Head coach: Christian Prokop

===North Macedonia===
A 21-player squad was announced on 14 December 2017. It was reduced to 19 on 10 January 2018. Filip Lazarov was injured on 17 January 2018 and replaced by Velko Markoski. Nikola Markoski was replaced after Filip Lazarov rejoined the squad four days later. Goce Ojleski replaced Kiril Lazarov on 24 January 2018.

Head coach: Raúl González

===Montenegro===
A 20-player squad was announced on 22 December 2017. Mile Mijušković was replaced by Nebojša Simić on 15 January 2018. Mirko Radović replaced Žarko Pejović two days later.

Head coach: Dragan Đukić

===Slovenia===
A 21-player squad was announced on 14 December 2017. Nik Henigman was replaced by Gregor Potočnik on 15 January 2018. Patrik Leban and Urh Kastelic replaced Jan Grebenc and Urban Lesjak seven days later.

Head coach: Veselin Vujović

==Group D==
===Czech Republic===
An 18-player squad was announced on 29 December 2017. The final squad was revealed on 11 January 2018. Peter Šlachta replaced Štěpán Zeman on 21 January 2018. Zeman rejoined the squad three days later to replace Michal Kasal.

Head coach: Jan Filip/Daniel Kubeš

===Denmark===
The squad was announced on 15 December 2017. Peter Balling replaced Anders Zachariassen on 17 January 2018. Zachariassen rejoined the squad and replaced Niclas Kirkeløkke two days later.
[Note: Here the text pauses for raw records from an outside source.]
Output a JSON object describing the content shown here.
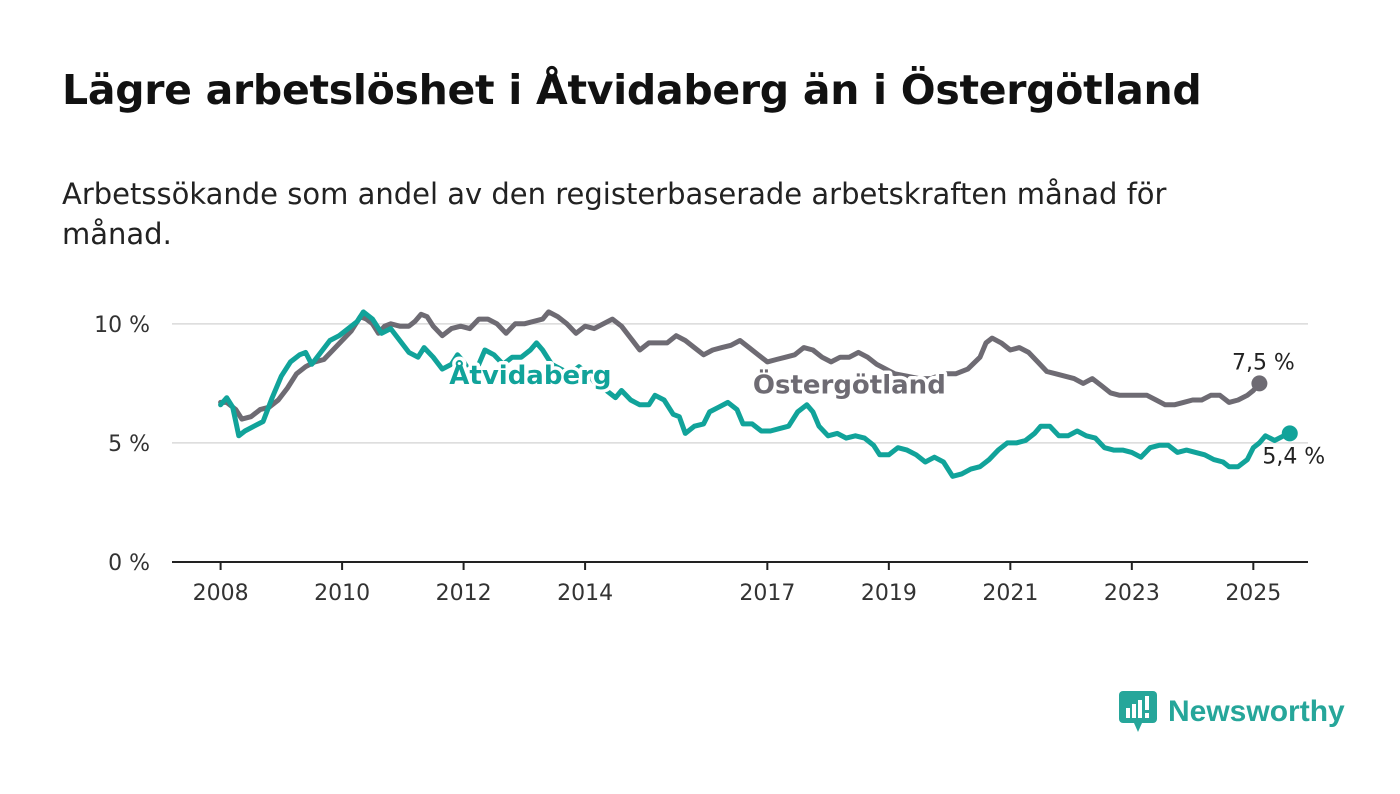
{
  "header": {
    "title": "Lägre arbetslöshet i Åtvidaberg än i Östergötland",
    "subtitle": "Arbetssökande som andel av den registerbaserade arbetskraften månad för månad."
  },
  "brand": {
    "name": "Newsworthy",
    "icon": "newsworthy-logo-icon",
    "color": "#26a69a"
  },
  "chart_data": {
    "type": "line",
    "title": "Lägre arbetslöshet i Åtvidaberg än i Östergötland",
    "subtitle": "Arbetssökande som andel av den registerbaserade arbetskraften månad för månad.",
    "xlabel": "",
    "ylabel": "",
    "x_range": [
      2007.2,
      2025.9
    ],
    "ylim": [
      0,
      11
    ],
    "x_ticks": [
      {
        "value": 2008,
        "label": "2008"
      },
      {
        "value": 2010,
        "label": "2010"
      },
      {
        "value": 2012,
        "label": "2012"
      },
      {
        "value": 2014,
        "label": "2014"
      },
      {
        "value": 2017,
        "label": "2017"
      },
      {
        "value": 2019,
        "label": "2019"
      },
      {
        "value": 2021,
        "label": "2021"
      },
      {
        "value": 2023,
        "label": "2023"
      },
      {
        "value": 2025,
        "label": "2025"
      }
    ],
    "y_ticks": [
      {
        "value": 0,
        "label": "0 %"
      },
      {
        "value": 5,
        "label": "5 %"
      },
      {
        "value": 10,
        "label": "10 %"
      }
    ],
    "grid": true,
    "series": [
      {
        "name": "Östergötland",
        "color": "#6e6b73",
        "end_label": "7,5 %",
        "points": [
          [
            2008.0,
            6.7
          ],
          [
            2008.1,
            6.7
          ],
          [
            2008.25,
            6.4
          ],
          [
            2008.35,
            6.0
          ],
          [
            2008.5,
            6.1
          ],
          [
            2008.65,
            6.4
          ],
          [
            2008.8,
            6.5
          ],
          [
            2008.95,
            6.8
          ],
          [
            2009.1,
            7.3
          ],
          [
            2009.25,
            7.9
          ],
          [
            2009.4,
            8.2
          ],
          [
            2009.55,
            8.4
          ],
          [
            2009.7,
            8.5
          ],
          [
            2009.85,
            8.9
          ],
          [
            2010.0,
            9.3
          ],
          [
            2010.15,
            9.7
          ],
          [
            2010.3,
            10.3
          ],
          [
            2010.4,
            10.2
          ],
          [
            2010.5,
            10.0
          ],
          [
            2010.6,
            9.6
          ],
          [
            2010.7,
            9.9
          ],
          [
            2010.8,
            10.0
          ],
          [
            2010.95,
            9.9
          ],
          [
            2011.1,
            9.9
          ],
          [
            2011.2,
            10.1
          ],
          [
            2011.3,
            10.4
          ],
          [
            2011.4,
            10.3
          ],
          [
            2011.5,
            9.9
          ],
          [
            2011.65,
            9.5
          ],
          [
            2011.8,
            9.8
          ],
          [
            2011.95,
            9.9
          ],
          [
            2012.1,
            9.8
          ],
          [
            2012.25,
            10.2
          ],
          [
            2012.4,
            10.2
          ],
          [
            2012.55,
            10.0
          ],
          [
            2012.7,
            9.6
          ],
          [
            2012.85,
            10.0
          ],
          [
            2013.0,
            10.0
          ],
          [
            2013.15,
            10.1
          ],
          [
            2013.3,
            10.2
          ],
          [
            2013.4,
            10.5
          ],
          [
            2013.55,
            10.3
          ],
          [
            2013.7,
            10.0
          ],
          [
            2013.85,
            9.6
          ],
          [
            2014.0,
            9.9
          ],
          [
            2014.15,
            9.8
          ],
          [
            2014.3,
            10.0
          ],
          [
            2014.45,
            10.2
          ],
          [
            2014.6,
            9.9
          ],
          [
            2014.75,
            9.4
          ],
          [
            2014.9,
            8.9
          ],
          [
            2015.05,
            9.2
          ],
          [
            2015.2,
            9.2
          ],
          [
            2015.35,
            9.2
          ],
          [
            2015.5,
            9.5
          ],
          [
            2015.65,
            9.3
          ],
          [
            2015.8,
            9.0
          ],
          [
            2015.95,
            8.7
          ],
          [
            2016.1,
            8.9
          ],
          [
            2016.25,
            9.0
          ],
          [
            2016.4,
            9.1
          ],
          [
            2016.55,
            9.3
          ],
          [
            2016.7,
            9.0
          ],
          [
            2016.85,
            8.7
          ],
          [
            2017.0,
            8.4
          ],
          [
            2017.15,
            8.5
          ],
          [
            2017.3,
            8.6
          ],
          [
            2017.45,
            8.7
          ],
          [
            2017.6,
            9.0
          ],
          [
            2017.75,
            8.9
          ],
          [
            2017.9,
            8.6
          ],
          [
            2018.05,
            8.4
          ],
          [
            2018.2,
            8.6
          ],
          [
            2018.35,
            8.6
          ],
          [
            2018.5,
            8.8
          ],
          [
            2018.65,
            8.6
          ],
          [
            2018.8,
            8.3
          ],
          [
            2018.95,
            8.1
          ],
          [
            2019.1,
            7.9
          ],
          [
            2019.3,
            7.8
          ],
          [
            2019.5,
            7.7
          ],
          [
            2019.7,
            7.7
          ],
          [
            2019.9,
            7.9
          ],
          [
            2020.1,
            7.9
          ],
          [
            2020.3,
            8.1
          ],
          [
            2020.5,
            8.6
          ],
          [
            2020.6,
            9.2
          ],
          [
            2020.7,
            9.4
          ],
          [
            2020.85,
            9.2
          ],
          [
            2021.0,
            8.9
          ],
          [
            2021.15,
            9.0
          ],
          [
            2021.3,
            8.8
          ],
          [
            2021.45,
            8.4
          ],
          [
            2021.6,
            8.0
          ],
          [
            2021.75,
            7.9
          ],
          [
            2021.9,
            7.8
          ],
          [
            2022.05,
            7.7
          ],
          [
            2022.2,
            7.5
          ],
          [
            2022.35,
            7.7
          ],
          [
            2022.5,
            7.4
          ],
          [
            2022.65,
            7.1
          ],
          [
            2022.8,
            7.0
          ],
          [
            2022.95,
            7.0
          ],
          [
            2023.1,
            7.0
          ],
          [
            2023.25,
            7.0
          ],
          [
            2023.4,
            6.8
          ],
          [
            2023.55,
            6.6
          ],
          [
            2023.7,
            6.6
          ],
          [
            2023.85,
            6.7
          ],
          [
            2024.0,
            6.8
          ],
          [
            2024.15,
            6.8
          ],
          [
            2024.3,
            7.0
          ],
          [
            2024.45,
            7.0
          ],
          [
            2024.6,
            6.7
          ],
          [
            2024.75,
            6.8
          ],
          [
            2024.9,
            7.0
          ],
          [
            2025.0,
            7.2
          ],
          [
            2025.1,
            7.5
          ]
        ]
      },
      {
        "name": "Åtvidaberg",
        "color": "#11a39a",
        "end_label": "5,4 %",
        "points": [
          [
            2008.0,
            6.6
          ],
          [
            2008.1,
            6.9
          ],
          [
            2008.2,
            6.5
          ],
          [
            2008.3,
            5.3
          ],
          [
            2008.4,
            5.5
          ],
          [
            2008.55,
            5.7
          ],
          [
            2008.7,
            5.9
          ],
          [
            2008.85,
            6.9
          ],
          [
            2009.0,
            7.8
          ],
          [
            2009.15,
            8.4
          ],
          [
            2009.3,
            8.7
          ],
          [
            2009.4,
            8.8
          ],
          [
            2009.5,
            8.3
          ],
          [
            2009.65,
            8.8
          ],
          [
            2009.8,
            9.3
          ],
          [
            2009.95,
            9.5
          ],
          [
            2010.1,
            9.8
          ],
          [
            2010.25,
            10.1
          ],
          [
            2010.35,
            10.5
          ],
          [
            2010.5,
            10.2
          ],
          [
            2010.65,
            9.6
          ],
          [
            2010.8,
            9.8
          ],
          [
            2010.95,
            9.3
          ],
          [
            2011.1,
            8.8
          ],
          [
            2011.25,
            8.6
          ],
          [
            2011.35,
            9.0
          ],
          [
            2011.5,
            8.6
          ],
          [
            2011.65,
            8.1
          ],
          [
            2011.8,
            8.3
          ],
          [
            2011.9,
            8.7
          ],
          [
            2012.0,
            8.4
          ],
          [
            2012.1,
            8.0
          ],
          [
            2012.25,
            8.3
          ],
          [
            2012.35,
            8.9
          ],
          [
            2012.5,
            8.7
          ],
          [
            2012.65,
            8.3
          ],
          [
            2012.8,
            8.6
          ],
          [
            2012.95,
            8.6
          ],
          [
            2013.1,
            8.9
          ],
          [
            2013.2,
            9.2
          ],
          [
            2013.3,
            8.9
          ],
          [
            2013.45,
            8.3
          ],
          [
            2013.6,
            8.1
          ],
          [
            2013.75,
            7.9
          ],
          [
            2013.9,
            8.2
          ],
          [
            2014.05,
            7.9
          ],
          [
            2014.2,
            7.4
          ],
          [
            2014.35,
            7.2
          ],
          [
            2014.5,
            6.9
          ],
          [
            2014.6,
            7.2
          ],
          [
            2014.75,
            6.8
          ],
          [
            2014.9,
            6.6
          ],
          [
            2015.05,
            6.6
          ],
          [
            2015.15,
            7.0
          ],
          [
            2015.3,
            6.8
          ],
          [
            2015.45,
            6.2
          ],
          [
            2015.55,
            6.1
          ],
          [
            2015.65,
            5.4
          ],
          [
            2015.8,
            5.7
          ],
          [
            2015.95,
            5.8
          ],
          [
            2016.05,
            6.3
          ],
          [
            2016.2,
            6.5
          ],
          [
            2016.35,
            6.7
          ],
          [
            2016.5,
            6.4
          ],
          [
            2016.6,
            5.8
          ],
          [
            2016.75,
            5.8
          ],
          [
            2016.9,
            5.5
          ],
          [
            2017.05,
            5.5
          ],
          [
            2017.2,
            5.6
          ],
          [
            2017.35,
            5.7
          ],
          [
            2017.5,
            6.3
          ],
          [
            2017.65,
            6.6
          ],
          [
            2017.75,
            6.3
          ],
          [
            2017.85,
            5.7
          ],
          [
            2018.0,
            5.3
          ],
          [
            2018.15,
            5.4
          ],
          [
            2018.3,
            5.2
          ],
          [
            2018.45,
            5.3
          ],
          [
            2018.6,
            5.2
          ],
          [
            2018.75,
            4.9
          ],
          [
            2018.85,
            4.5
          ],
          [
            2019.0,
            4.5
          ],
          [
            2019.15,
            4.8
          ],
          [
            2019.3,
            4.7
          ],
          [
            2019.45,
            4.5
          ],
          [
            2019.6,
            4.2
          ],
          [
            2019.75,
            4.4
          ],
          [
            2019.9,
            4.2
          ],
          [
            2020.05,
            3.6
          ],
          [
            2020.2,
            3.7
          ],
          [
            2020.35,
            3.9
          ],
          [
            2020.5,
            4.0
          ],
          [
            2020.65,
            4.3
          ],
          [
            2020.8,
            4.7
          ],
          [
            2020.95,
            5.0
          ],
          [
            2021.1,
            5.0
          ],
          [
            2021.25,
            5.1
          ],
          [
            2021.4,
            5.4
          ],
          [
            2021.5,
            5.7
          ],
          [
            2021.65,
            5.7
          ],
          [
            2021.8,
            5.3
          ],
          [
            2021.95,
            5.3
          ],
          [
            2022.1,
            5.5
          ],
          [
            2022.25,
            5.3
          ],
          [
            2022.4,
            5.2
          ],
          [
            2022.55,
            4.8
          ],
          [
            2022.7,
            4.7
          ],
          [
            2022.85,
            4.7
          ],
          [
            2023.0,
            4.6
          ],
          [
            2023.15,
            4.4
          ],
          [
            2023.3,
            4.8
          ],
          [
            2023.45,
            4.9
          ],
          [
            2023.6,
            4.9
          ],
          [
            2023.75,
            4.6
          ],
          [
            2023.9,
            4.7
          ],
          [
            2024.05,
            4.6
          ],
          [
            2024.2,
            4.5
          ],
          [
            2024.35,
            4.3
          ],
          [
            2024.5,
            4.2
          ],
          [
            2024.6,
            4.0
          ],
          [
            2024.75,
            4.0
          ],
          [
            2024.9,
            4.3
          ],
          [
            2025.0,
            4.8
          ],
          [
            2025.1,
            5.0
          ],
          [
            2025.2,
            5.3
          ],
          [
            2025.35,
            5.1
          ],
          [
            2025.5,
            5.3
          ],
          [
            2025.6,
            5.4
          ]
        ]
      }
    ],
    "series_labels": [
      {
        "series": "Åtvidaberg",
        "text": "Åtvidaberg",
        "x": 2013.1,
        "y": 7.9
      },
      {
        "series": "Östergötland",
        "text": "Östergötland",
        "x": 2018.35,
        "y": 7.5
      }
    ]
  }
}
Niclas Kirkeløkke and Kevin Møller replaced Rene Toft Hansen and Peter Balling on 28 January 2018.

Head coach: Nikolaj Jacobsen

===Hungary===
An 18-player squad was announced on 30 December 2017. Uroš Vilovski and Iman Jamali were replaced by Dávid Fekete and Ádám Országh on 17 January 2018.

Head coach: Ljubomir Vranjes

===Spain===
A 19-player squad was announced on 14 December 2017. It was reduced to 17 on 30 December 2017. Aitor Ariño replaced Ángel Fernández Pérez on 15 January 2018. Two days later, Julen Aguinagalde was replaced by Iosu Goñi Leoz. On 21 January 2018, Julen Aguinagalde rejoined the squad instead of Iosu Goñi Leoz. Iosu Goñi Leoz rejoined the squad on 24 January 2018, replacing Daniel Dujshebaev. Gonzalo Pérez de Vargas was replaced by Arpad Šterbik two days later.